Research
My research examines how firms respond to policy distortions and institutional constraints in developing economies, with a focus on trade, crisis policy, and commercial dispute resolution.
Job Market Paper
The Impact of Trade Liberalization on Manufacturing Firms: Evidence from Pakistan
with Shaheryar (Duke University) and Zehra Farooq (FBR, Pakistan)
Draft, October 2025
Abstract:
We study how manufacturing firms adjust input choices in response to improved export-market access. We examine Pakistan’s exposure to the European Union’s GSP+ preferential trade agreement, which substantially reduced tariffs on Pakistani exports across key manufacturing sectors. Using administrative tax records linked to firm-level tariff exposure, we exploit variation in pre-liberalization protection to track firm responses along multiple margins. We find substantial heterogeneity by baseline productivity. More productive firms expand capital investment and maintain employment, while less productive firms contract wage bills without corresponding reinvestment. Despite an overall increase in firm exit rates, we find no evidence of disproportionate attrition among low-productivity firms.
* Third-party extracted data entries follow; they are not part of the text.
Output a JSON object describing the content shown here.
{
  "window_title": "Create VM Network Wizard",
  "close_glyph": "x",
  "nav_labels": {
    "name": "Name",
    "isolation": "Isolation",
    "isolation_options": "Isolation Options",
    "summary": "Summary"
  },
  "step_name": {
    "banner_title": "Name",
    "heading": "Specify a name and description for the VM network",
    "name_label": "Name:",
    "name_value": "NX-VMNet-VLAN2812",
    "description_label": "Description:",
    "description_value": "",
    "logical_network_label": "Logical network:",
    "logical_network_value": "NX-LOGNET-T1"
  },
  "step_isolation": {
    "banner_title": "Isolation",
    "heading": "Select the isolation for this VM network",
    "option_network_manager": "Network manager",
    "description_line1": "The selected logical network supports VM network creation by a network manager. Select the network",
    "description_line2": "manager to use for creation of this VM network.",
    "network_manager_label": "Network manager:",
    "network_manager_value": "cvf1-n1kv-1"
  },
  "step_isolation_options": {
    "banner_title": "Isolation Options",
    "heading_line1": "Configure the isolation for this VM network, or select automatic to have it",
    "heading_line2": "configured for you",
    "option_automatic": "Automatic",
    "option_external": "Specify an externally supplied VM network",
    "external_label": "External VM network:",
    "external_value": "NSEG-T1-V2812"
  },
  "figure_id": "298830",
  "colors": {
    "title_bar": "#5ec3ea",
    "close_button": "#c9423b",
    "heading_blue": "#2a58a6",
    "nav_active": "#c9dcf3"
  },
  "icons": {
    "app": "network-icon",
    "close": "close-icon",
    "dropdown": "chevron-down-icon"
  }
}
These findings suggest that liberalization reallocates resources toward more productive incumbents, but that adjustment operates primarily through input reoptimization and within-firm restructuring rather than selection out of the market. The results highlight the intensive margin of incumbent adjustment as an important channel through which preferential market access reshapes manufacturing activity in developing economies.
Working Papers
Causal Impact of Barter Trade Policy during a Foreign Exchange Reserves Crisis
with Fraz Ahmed (Carnegie Mellon University)
Draft, December 2025
Abstract:
When Pakistan’s foreign exchange reserves collapsed in 2023, the government introduced a barter trade mechanism allowing direct goods-for-goods exchange with Afghanistan, bypassing frozen banking channels. Using transaction-level customs data and product-level variation in barter eligibility, I provide causal evidence that alternative payment mechanisms can mitigate crisis-induced trade disruptions. Barter-eligible products experienced 30% higher export quantities during the crisis peak relative to ineligible products. These effects were crisis-contingent, emerging during reserve depletion and dissipating as conventional payment systems resumed. The mechanism operated through real trade expansion with minimal price distortion, demonstrating that well-designed temporary interventions can sustain trade during payment system failures without generating persistent distortions.
Towards Win-Win: Evidence from Commercial Dispute Resolution in India
with Manaswini Rao (University of Delaware), Sandhya Seetharaman, and Raghav Pandey
Draft, October 2024
Abstract:
Courts play a central role in contract enforcement, yet little is known about their functioning in settings with limited state capacity. We leverage the random assignment of commercial cases to judges in newly established commercial courts in India to examine the impact of judge-mediated settlement on firm outcomes. Settlement is negatively correlated with case duration and pending status. We estimate large positive effects on plaintiff profitability, primarily among financial sector firms, and negative effects among defendant firms. However, the adverse effects among defendants appear driven by the timing of litigation rather than settlement itself. We find suggestive evidence that settlement mitigates losses, indicating potential Pareto improvements from expedited dispute resolution.